Any attempt by ICANN to accommodate real demand by legitimate
organizations wishing to utilize the DNS name space is to be welcomed. Thus, I
strongly support the recommendation that the Board solicit proposals for new
sponsored TLDs. I welcome the President’s recognition that “there is little
risk….in moving forward with a limited number of sponsored TLDs even to the
point of full operation.”
I part company with the President on his decision to limit that number to
three, however. That number seems unnecessarily restrictive and is unsupported
by any technical or economic analysis. It seems to be contradicted by the
President’s own report, which states “it is hard to find anyone who would argue
that tens or perhaps even hundreds of new small to medium sized gTLDs could not
be safely added,” as well as the statement later on that “there was nothing
magic in the number seven for new gTLDs. It could just as well have been three,
fourteen, or twenty.” I agree with the President that the number of additions at
this point needs to be finite and, given the politics of the situation, somewhat
modest. But 10 new sTLDs would be a far more appropriate number at this stage of
the game. The smaller the number the more irrational and potentially unfair the
choices that must be made, the greater the potential to make wrong choices, and
the more the market is distorted by the exclusion of valid applicants. A modest number such as 10 would allow
most existing legitimate sTLD proposals to be developed, eliminating the need
for apples-vs.-oranges comparisons and bitter political battles.
Part 3
The plan notes that the President will ask the DNSO for its opinion on
whether a taxonomic or open approach will be used for name space additions. My
frank opinion is that a moment’s thought will reveal that engagement with that
question is a waste of time. The taxonomic approach is not a real option. Over
40 million legacy registrations, more than half of them in one TLD, make it
impossible at this stage of the DNS’s development to “rationalize” the name
space by promulgating a classificatory TLD scheme. The name space can only
evolve through accretion; i.e., by the gradual addition of new TLDs that meet
naming needs not adequately met by existing names. Taxonomies and organized
naming structures can and do exist within TLDs (as well as in portals,
search engines, private keyword spaces, and digital libraries). But the idea of
a global DNS taxonomy that divides the entire Internet up into neat little
cubbyholes once and for all is an impossibility.
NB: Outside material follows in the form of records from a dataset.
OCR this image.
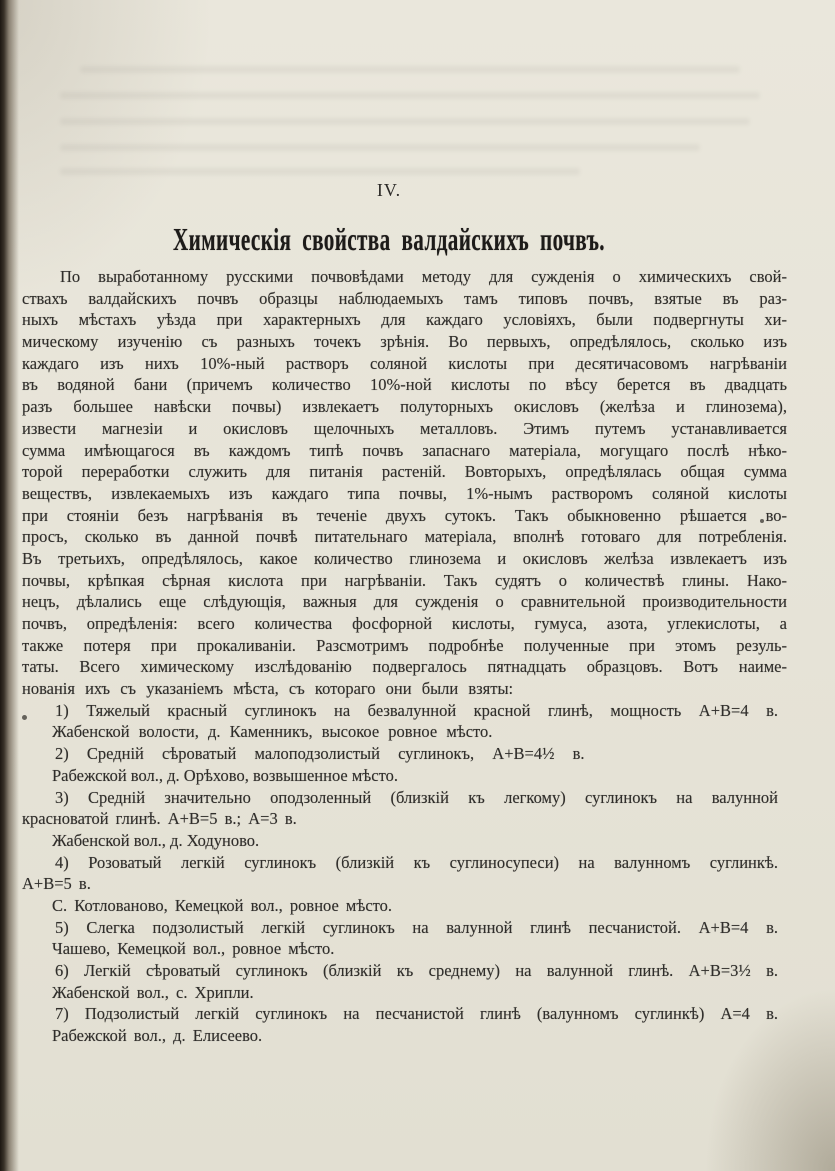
IV.
Химическія свойства валдайскихъ почвъ.
По выработанному русскими почвовѣдами методу для сужденія о химическихъ свой-
ствахъ валдайскихъ почвъ образцы наблюдаемыхъ тамъ типовъ почвъ, взятые въ раз-
ныхъ мѣстахъ уѣзда при характерныхъ для каждаго условіяхъ, были подвергнуты хи-
мическому изученію съ разныхъ точекъ зрѣнія. Во первыхъ, опредѣлялось, сколько изъ
каждаго изъ нихъ 10%-ный растворъ соляной кислоты при десятичасовомъ нагрѣваніи
въ водяной бани (причемъ количество 10%-ной кислоты по вѣсу берется въ двадцать
разъ большее навѣски почвы) извлекаетъ полуторныхъ окисловъ (желѣза и глинозема),
извести магнезіи и окисловъ щелочныхъ металловъ. Этимъ путемъ устанавливается
сумма имѣющагося въ каждомъ типѣ почвъ запаснаго матеріала, могущаго послѣ нѣко-
торой переработки служить для питанія растеній. Вовторыхъ, опредѣлялась общая сумма
веществъ, извлекаемыхъ изъ каждаго типа почвы, 1%-нымъ растворомъ соляной кислоты
при стояніи безъ нагрѣванія въ теченіе двухъ сутокъ. Такъ обыкновенно рѣшается во-
просъ, сколько въ данной почвѣ питательнаго матеріала, вполнѣ готоваго для потребленія.
Въ третьихъ, опредѣлялось, какое количество глинозема и окисловъ желѣза извлекаетъ изъ
почвы, крѣпкая сѣрная кислота при нагрѣваніи. Такъ судятъ о количествѣ глины. Нако-
нецъ, дѣлались еще слѣдующія, важныя для сужденія о сравнительной производительности
почвъ, опредѣленія: всего количества фосфорной кислоты, гумуса, азота, углекислоты, а
также потеря при прокаливаніи. Разсмотримъ подробнѣе полученные при этомъ резуль-
таты. Всего химическому изслѣдованію подвергалось пятнадцать образцовъ. Вотъ наиме-
нованія ихъ съ указаніемъ мѣста, съ котораго они были взяты:
1) Тяжелый красный суглинокъ на безвалунной красной глинѣ, мощность А+В=4 в.
Жабенской волости, д. Каменникъ, высокое ровное мѣсто.
2) Средній сѣроватый малоподзолистый суглинокъ, А+В=4½ в.
Рабежской вол., д. Орѣхово, возвышенное мѣсто.
3) Средній значительно оподзоленный (близкій къ легкому) суглинокъ на валунной
красноватой глинѣ. А+В=5 в.; А=3 в.
Жабенской вол., д. Ходуново.
4) Розоватый легкій суглинокъ (близкій къ суглиносупеси) на валунномъ суглинкѣ.
А+В=5 в.
С. Котлованово, Кемецкой вол., ровное мѣсто.
5) Слегка подзолистый легкій суглинокъ на валунной глинѣ песчанистой. А+В=4 в.
Чашево, Кемецкой вол., ровное мѣсто.
6) Легкій сѣроватый суглинокъ (близкій къ среднему) на валунной глинѣ. А+В=3½ в.
Жабенской вол., с. Хрипли.
7) Подзолистый легкій суглинокъ на песчанистой глинѣ (валунномъ суглинкѣ) А=4 в.
Рабежской вол., д. Елисеево.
The pre-commercial Internet cannot be used as a counterexample. The
ARPA-Internet’s original naming taxonomy was developed for a tiny, closed
network of academic researchers and government agencies. The community involved
was composed entirely of English-speaking participants in a common computer
culture. If you think that a planned taxonomy is “rational,” let me remind you
of the fate of .com in Postel’s original taxonomy. As conditions changed, one
TLD – dot com – suddenly found itself with 87% of all registrations in the USA
and over 75% of all registrations worldwide, leading to a level of flatness and
imbalance in the DNS’s hierarchical structure that we are still recovering from.
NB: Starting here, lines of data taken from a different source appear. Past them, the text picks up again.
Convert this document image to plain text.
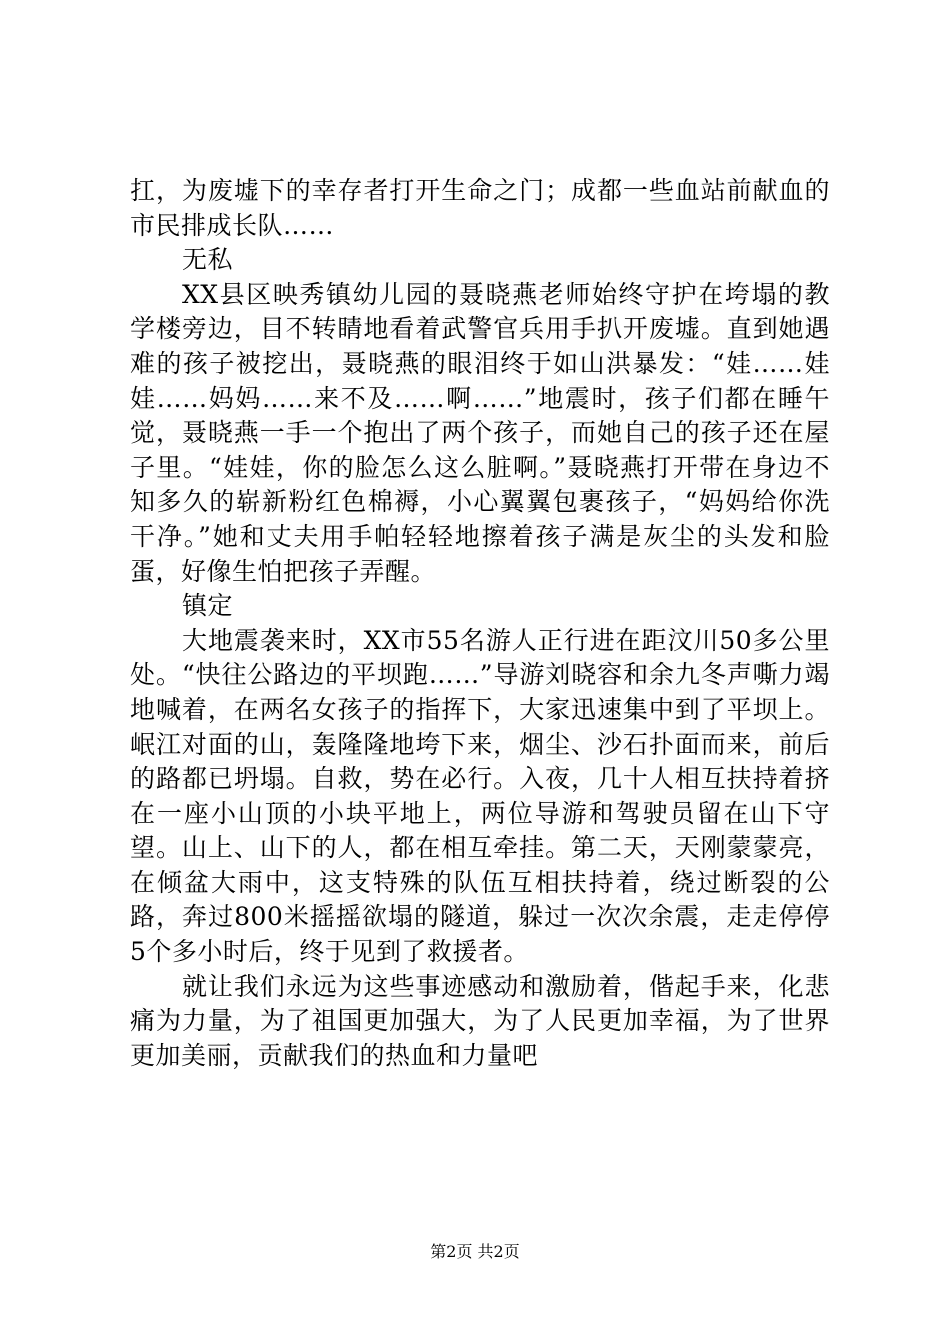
扛，为废墟下的幸存者打开生命之门；成都一些血站前献血的市民排成长队……

无私

XX县区映秀镇幼儿园的聂晓燕老师始终守护在垮塌的教学楼旁边，目不转睛地看着武警官兵用手扒开废墟。直到她遇难的孩子被挖出，聂晓燕的眼泪终于如山洪暴发：“娃……娃娃……妈妈……来不及……啊……”地震时，孩子们都在睡午觉，聂晓燕一手一个抱出了两个孩子，而她自己的孩子还在屋子里。“娃娃，你的脸怎么这么脏啊。”聂晓燕打开带在身边不知多久的崭新粉红色棉褥，小心翼翼包裹孩子，“妈妈给你洗干净。”她和丈夫用手帕轻轻地擦着孩子满是灰尘的头发和脸蛋，好像生怕把孩子弄醒。

镇定

大地震袭来时，XX市55名游人正行进在距汶川50多公里处。“快往公路边的平坝跑……”导游刘晓容和余九冬声嘶力竭地喊着，在两名女孩子的指挥下，大家迅速集中到了平坝上。岷江对面的山，轰隆隆地垮下来，烟尘、沙石扑面而来，前后的路都已坍塌。自救，势在必行。入夜，几十人相互扶持着挤在一座小山顶的小块平地上，两位导游和驾驶员留在山下守望。山上、山下的人，都在相互牵挂。第二天，天刚蒙蒙亮，在倾盆大雨中，这支特殊的队伍互相扶持着，绕过断裂的公路，奔过800米摇摇欲塌的隧道，躲过一次次余震，走走停停5个多小时后，终于见到了救援者。

就让我们永远为这些事迹感动和激励着，偕起手来，化悲痛为力量，为了祖国更加强大，为了人民更加幸福，为了世界更加美丽，贡献我们的热血和力量吧

第2页 共2页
No planner can anticipate the unanticipated; a taxonomic structure – even
assuming that it was possible to force users to fit into the categories the
planners create for them – will quickly be obsolete in a complex, changing,
multicultural world.
I could write (and in fact am writing) a dissertation-sized paper on the
numerous absurdities and problems inherent in the concept of a planned DNS name
space. But detailed discussion of those issues is best left to the DNSO itself,
should it be unfortunate enough to be given this option. For now, I would simply
request that common sense prevail and the President avoid wasting the DNSO’s
time on an idea that is not feasible. The name space will evolve through addition, not through
“rationalization.” Therefore I urge the President to reconsider this request.